Multiple 'target +=' statement in Stan

Hi,

I am wondering whether we could use multiple ‘target+=’ statement in Stan such as following simple normal model:

data{
real<lower = 0> N1;
real<lower = 0> N2;
vector [N1] y1;
vector [N1] x1_original;
vector [N2] y2;
vector [N2] x2_original;
}
parameters{
real<lower = 0> theta;
real<lower = 0> phi;
real<lower = 0> sigma;
real<lower = 0, upper = 2> alpha;
vector<lower=0> [3] beta;
}
transformed parameters{
vector<lower=0>[N1] x1_transformed; 
vector<lower=0>[N2] x2_transformed;
for(i in 1 : N1){ 
x1_transformed[i] = theta * x1_original[i];
}
for(i in 1 : N2){
x2_transformed[i] = phi * x2_original[i];
}
}
model{
sigma ~ uniform(0,5);
alpha ~ uniform(0,2);
for (i in 1:3){
beta[i] ~ lognormal(0, 10);
}
for (i in 1:N1){
target += normal_lpdf(y_1[i]|beta[1] + beta[2]* x1_transformed[i], sigma*(beta[1] + beta[2]* x1_transformed[i])^alpha);
}
for (n in 1:N2){
target += normal_lpdf(y_2[n]|beta[1] + beta[2]* x2_transformed[n], sigma*(beta[1] + beta[2]* x2_transformed[n])^alpha);
}
}

In my understanding the model is correct but I could estimate the parameters theta and beta well (‘well’ means the posterior mean is close to the underlying true values of parameters generating the simulated dataset) if I only input y1 and x1 data. However, if I input all y1, y2, x1 and x2 the estimates for beta, theta and phi become very strange (far from true value and the Rhat is much greater than 1 even if I increase the number of iterations). So I am wondering whether Stan allows multiple ‘target +=’ statement or where my progam might went wrong.

Thx!

Yes, this is legal.

That being said, I have a few suggestions:

First, You can vectorize your normal_lpdf statements to avoid the for loop


transformed parameters {
  // I'm defining these to include the betas, since that's how they're used
  vector<lower=0>[N1] x1_transformed = beta[1] + beta[2] * theta * x1_original ; 
  vector<lower=0>[N2] x2_transformed = beta[1] + beta[2] * phi * x2_original ;
}
model {
// Priors for sigma and alpha;
beta ~ lognormal(0, 10); // this is auto-vectorized
target += normal_lpdf(y_1 | x1_transformed, sigma* x1_transformed^alpha);
target += normal_lpdf(y_2 | x2_transformed, sigma* x2_transformed^alpha);
}

Secondly, your prior for sigma - uniform(0, 5) - does not match the support you’ve given it when it was declared (0, infinity). If you really believe that it can only possibly have values in that range, the you should declare it with an upper limit of 5. That being said, hard constraints like this are are almost never recommended; they can cause sampling problems. I’d recommend looking at the Prior Choice Recommendations for a better option. Also, you essentially never need to explicitly include a uniform prior; anything that doesn’t have a prior explicitly assigned has an implicit normal over its support.

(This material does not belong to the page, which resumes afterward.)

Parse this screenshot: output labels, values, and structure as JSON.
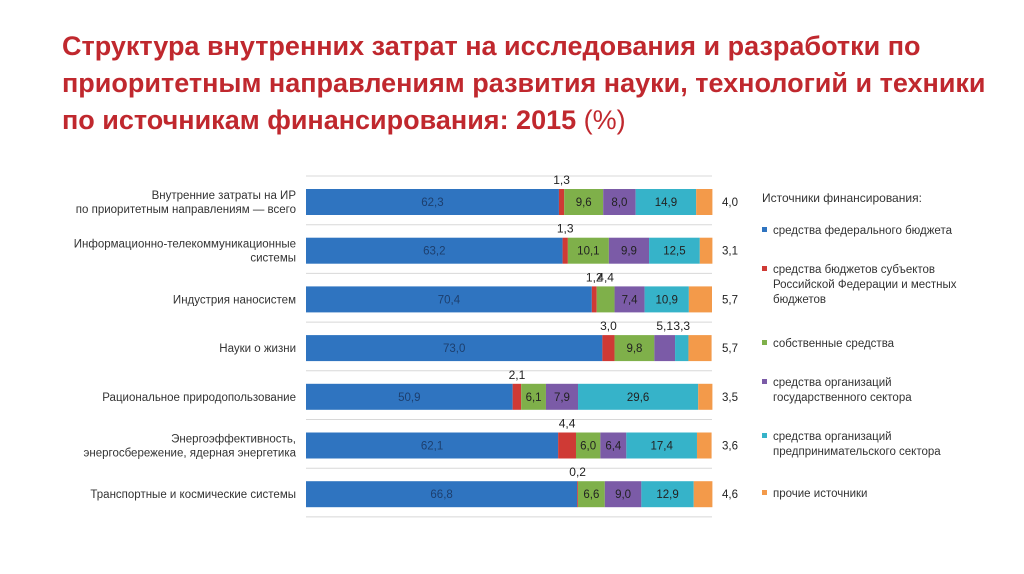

Third, you have an unbound, uniform prior on theta and phi. I’m guessing that this is likely the source of many of your problems; distinguishing between the effects of beta[2] and theta/phi will be difficult in this model without well considered priors.

2 Likes

Hi,

Thanks so much for your advice!

For your second point, do you mean that if I just want to put weak informative prior (eg, sigma ~ uniform (0,5) then I should use ‘real<lower = 0, upper =5> sigma’ ? (Since the link you provided stated that the flat uniform prior over the support might not be a good choice) Also may I ask that why hard constraints like this are are almost never recommended: they can cause sampling problems? (since for me such prior is weakly informative prior (level 3 in the linked provided) and should be a recommanded choice)

For your third point, yes thanks for pointing out that and I would add more constiained log-normal priors on them. I am also curious about distinguishing problem: how could I judge whether distinguishing between effect of beta[2] and theta/phi would be a problem if I don’t have much information and could just use the weakly informative priors?

A quick follow up question is that does the grammer for the Stan code seem to be correct ?

Thanks so much for your help!

For the first option, I’ll quote language in the compiler’s pedantic mode:

Hard constraints are not recommended, for two reasons: (a) Except when there are logical or physical constraints, it is very unusual for you to be sure that a parameter will fall inside a specified range, and (b) The infinite gradient induced by a hard constraint can cause difficulties for Stan’s sampling algorithm. As a consequence, we recommend soft constraints rather than hard constraints; for example, instead of constraining an elasticity parameter to fall between 0, and 1, leave it unconstrained and give it a normal(0.5,0.5) prior distribution.

Something like a (folded) student-t prior with 7-14 degrees of freedom and a scale of 4-5 would probably work better for sigma in your case. In general, it’s a good idea to visualize the prior and determine the probability that it’s below/within a certain range before using it.

how could I judge whether distinguishing between effect of beta[2] and theta/phi would be a problem if I don’t have much information and could just use the weakly informative priors?

That could be a problem. The total information that Stan has to work with is a combination of your data and your prior. If you have limited data and weak priors, you’re going to have troubling getting much of a useful inference even on well-identified models. I think this model would be rather difficult to fit without a decent prior on beta[2], theta, and phi.

2 Likes

Thanks so much for your kindly reply! If my Stan code is correct then I could further improve the priors.

Thx!

1 Like